She took a few steps toward the girl. “Angela, what’s wrong?”

“Nothin’.” The girl jerked her head up, wiping away the tears from her cheeks with the heel of her hand. She tossed her head defiantly, looking away. Her silence told Lori that this was none of her business.

Lori chose not to hear.

For her, working at the center was a complete departure from life as she had known it. Here the word “deprived” didn’t mean not having the latest video game as soon as it came out. “Doing without” had serious connotations here that involved ill-fitting hand-me-down clothing and hunger pangs that had nothing to do with dieting. Here, life was painted in bleaker colors.

But then, that was what the center was for, painting rainbows over the shades of gray.

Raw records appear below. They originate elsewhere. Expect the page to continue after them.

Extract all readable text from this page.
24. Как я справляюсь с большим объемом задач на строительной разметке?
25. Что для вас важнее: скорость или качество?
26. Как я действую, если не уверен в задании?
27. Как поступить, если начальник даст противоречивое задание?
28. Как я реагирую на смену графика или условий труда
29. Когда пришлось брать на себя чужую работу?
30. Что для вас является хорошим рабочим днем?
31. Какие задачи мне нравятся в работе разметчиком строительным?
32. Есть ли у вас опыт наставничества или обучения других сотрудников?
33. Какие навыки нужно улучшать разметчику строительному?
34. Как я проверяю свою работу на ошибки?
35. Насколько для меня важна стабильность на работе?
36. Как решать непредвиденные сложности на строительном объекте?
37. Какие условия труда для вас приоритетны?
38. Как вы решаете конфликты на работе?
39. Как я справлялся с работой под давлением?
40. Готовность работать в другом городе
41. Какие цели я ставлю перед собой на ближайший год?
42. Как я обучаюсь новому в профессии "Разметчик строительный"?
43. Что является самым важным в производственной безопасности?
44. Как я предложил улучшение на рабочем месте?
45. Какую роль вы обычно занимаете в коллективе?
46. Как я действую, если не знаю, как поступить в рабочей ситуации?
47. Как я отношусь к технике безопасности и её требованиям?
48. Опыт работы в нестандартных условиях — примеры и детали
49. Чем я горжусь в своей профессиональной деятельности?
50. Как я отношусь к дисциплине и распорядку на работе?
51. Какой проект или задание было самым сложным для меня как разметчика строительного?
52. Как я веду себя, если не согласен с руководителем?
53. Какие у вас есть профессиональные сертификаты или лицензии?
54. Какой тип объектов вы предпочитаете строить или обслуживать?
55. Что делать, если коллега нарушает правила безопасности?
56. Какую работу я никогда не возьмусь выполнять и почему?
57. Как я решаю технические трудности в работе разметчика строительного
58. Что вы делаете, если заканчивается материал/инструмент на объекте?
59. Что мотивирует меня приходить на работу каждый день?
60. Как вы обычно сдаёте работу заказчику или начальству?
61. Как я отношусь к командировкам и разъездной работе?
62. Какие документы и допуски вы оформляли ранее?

“Sorry, but I think it’s something.” Angela kept her face averted. “The tears were a dead giveaway.” Still nothing. “You know, for a pregnant woman, I can be very patient.” Lori planted herself in front of the teenager. “I’m not going away until you level with me and tell me why you’re sitting here by yourself, watering your knees.”

Normally, her banter could evoke a smile out of the girl. But not today.

This was worse than she thought. With effort, Lori lowered herself to the girl’s level. Her voice lost its teasing banter. “C’mon, Angela. Talk to me. Maybe I can help.”

Angela shook her head. Fresh tears formed in the corners of her eyes. “Nobody can help me.” She sighed with a hopelessness that was far too old for her to be feeling. “Except maybe a doctor.”

In that moment, Lori understood. She knew what had reduced the fifteen-year-old to this kind of despair and tears.

Lori placed her hand on the girl’s shoulder. She was so thin, so small. And living a nightmare shared by so many.

“Are you in trouble, Angela?”

It was an old-fashioned term, Lori knew, but in its own way as appropriate today as it had been when it was first coined. Because a pregnant girl just barely in high school was most assuredly in trouble.

The sigh was bottomless. “Yeah, I’ll say.” She sniffled. Lori dug into her pocket and pulled out a tissue, offering it to her. Angela took it and dried the fresh tears. Her voice quavered as she spoke. “A hell of a lot of trouble.”

There were no indications that the girl was pregnant, but then, she hadn’t looked it herself until just recently, Lori thought. “How far along are you?”

“I don’t know.” Angela shrugged restlessly. She looked down at the tissue. It was shredding. “It’s been over two months, I think.”

“You need to see a doctor.”

Lori could see the beginning of a new thought entering the girl’s eyes. “Yeah, somebody who can make this go away.”

Lori shook her head. She didn’t want Angela thinking that she was cavalierly suggesting she have an abortion. Decisions like that couldn’t be made quickly.

“No. Somebody who can tell you what’s going on with your body.” She took the girl’s hands into her own, forming a bond. “You might not be pregnant, it might be something else.” Although, Lori thought, other possibilities could be equally as frightening to a fifteen-year-old as having a baby.

Thin, dark brown brows furrowed in confusion as Angela looked at her. “Like what?”

She didn’t know enough about medicine to hypothesize. “That’s what you need to find out. Do you have a doctor?”

Again the thin shoulders rose and fell, half vague, half defiant. “There’s this doctor on Figueroa Street. I hear she’s pretty decent.”

Lori thought of her own doctor, a woman she’d been going to and trusted since she’d gotten out of college. Dr. Sheila Pollack had become more like a friend than just a physician. Angela needed someone like that right now, a professional who could clear up the mysteries for her and keep her healthy. Someone who could make her feel at ease rather than afraid.

“All right, go to her.”

Angela frowned. “Word on the street is she don’t do no abortions.”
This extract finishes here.